Margaret Kidder, painter, printmaker, and teacher, was born in Evanston, Illinois on February 5, 1904. After her graduation from Evanston High School, her family resettled in Southern California in 1921. She returned to Illinois to enroll in the School of the Art Institute of Chicago where she studied between 1922 and 1925. Among her instructors were Allen Philbrick and Matilda Vanderpoel.
In 1927 Kidder married Frederick G. Hertel and they moved to Pasadena, California where she taught at the Susan Stickney Memorial School of Fine Arts. While there, she met the artist and art critic Arthur Millier, who introduced Kidder to etching and engraving and frequently wrote about her work for the Los Angeles Times. Along with Millier and the artists Mildred Bryant Brooks, A. Simon, Jane McDuffle Thurston, and Martha Simmons, she formed The Six Print Club in 1932, which offered prints by subscription. She also studied with Millard Sheets in California, with whom she exhibited at the Madonna Festival in Los Angeles in 1950.

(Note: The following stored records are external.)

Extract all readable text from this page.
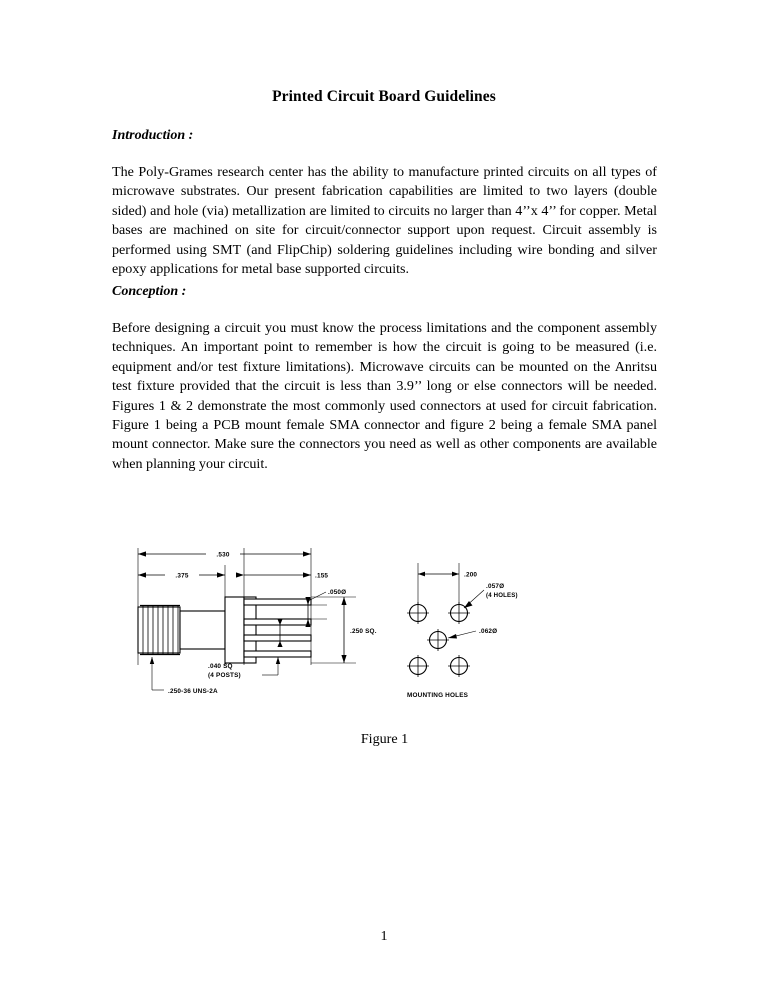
Printed Circuit Board Guidelines
Introduction :
The Poly-Grames research center has the ability to manufacture printed circuits on all types of microwave substrates. Our present fabrication capabilities are limited to two layers (double sided) and hole (via) metallization are limited to circuits no larger than 4’’x 4’’ for copper. Metal bases are machined on site for circuit/connector support upon request. Circuit assembly is performed using SMT (and FlipChip) soldering guidelines including wire bonding and silver epoxy applications for metal base supported circuits.
Conception :
Before designing a circuit you must know the process limitations and the component assembly techniques. An important point to remember is how the circuit is going to be measured (i.e. equipment and/or test fixture limitations). Microwave circuits can be mounted on the Anritsu test fixture provided that the circuit is less than 3.9’’ long or else connectors will be needed. Figures 1 & 2 demonstrate the most commonly used connectors at used for circuit fabrication. Figure 1 being a PCB mount female SMA connector and figure 2 being a female SMA panel mount connector. Make sure the connectors you need as well as other components are available when planning your circuit.
.530
.375	.155
.250 SQ.
.050Ø
.040 SQ
(4 POSTS)
.250-36 UNS-2A
.200
.057Ø
(4 HOLES)
.062Ø
MOUNTING HOLES
Figure 1
1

Kidder was a member of and exhibited with the California Society of Etchers. Her print Puppets was awarded the California Society of Etchers' prize in 1936. Kidder's work was also exhibited at the Stickney Hall in Pasadena in 1931; California Society of Printmakers in 1931; Zeitlin's bookshop in Los Angeles in 1931; Ebell Salon in Los Angeles in the years 1932, 1936, and 1941; Los Angeles County Museum of Art in 1932 and 1941; Six Print Club in Los Angeles in 1932 and 1933; Palos Verdes Gallery in 1934; Hollywood Print Rooms in 1936 and 1941; Gump's, San Francisco (with Mildred Bryant Brooks), 1936; Foundation of Western Art in Los Angeles in 1937; Los Angeles County Fair in 1937; Chouinard Gallery in Los Angeles in 1938; New York World's Fair in 1939; Pottinger Gallery in Pasadena in 1940; Compton City Hall in 1941; Laguna Beach Art Association in 1944; Los Angeles Art Association in 1944 and 1945; Pasadena Society of Artists from 1940 through 1950; Art Institute of Chicago in 1947; and 29 Palms Artists Guild in 1954. A solo exhibition of Kidder's work was mounted at the Norton Simon Museum in Pasadena in February 1946.
Margaret Kidder's work is represented in the Norton Simon Museum, Pasadena; the Philadelphia Museum of Art; the Library of Congress, and the San Francisco Museums of Fine Art. She died in Pasadena in November 1959 and a memorial exhibition of her work was mounted at the Board of Equalization Building in Pasadena in July 1961.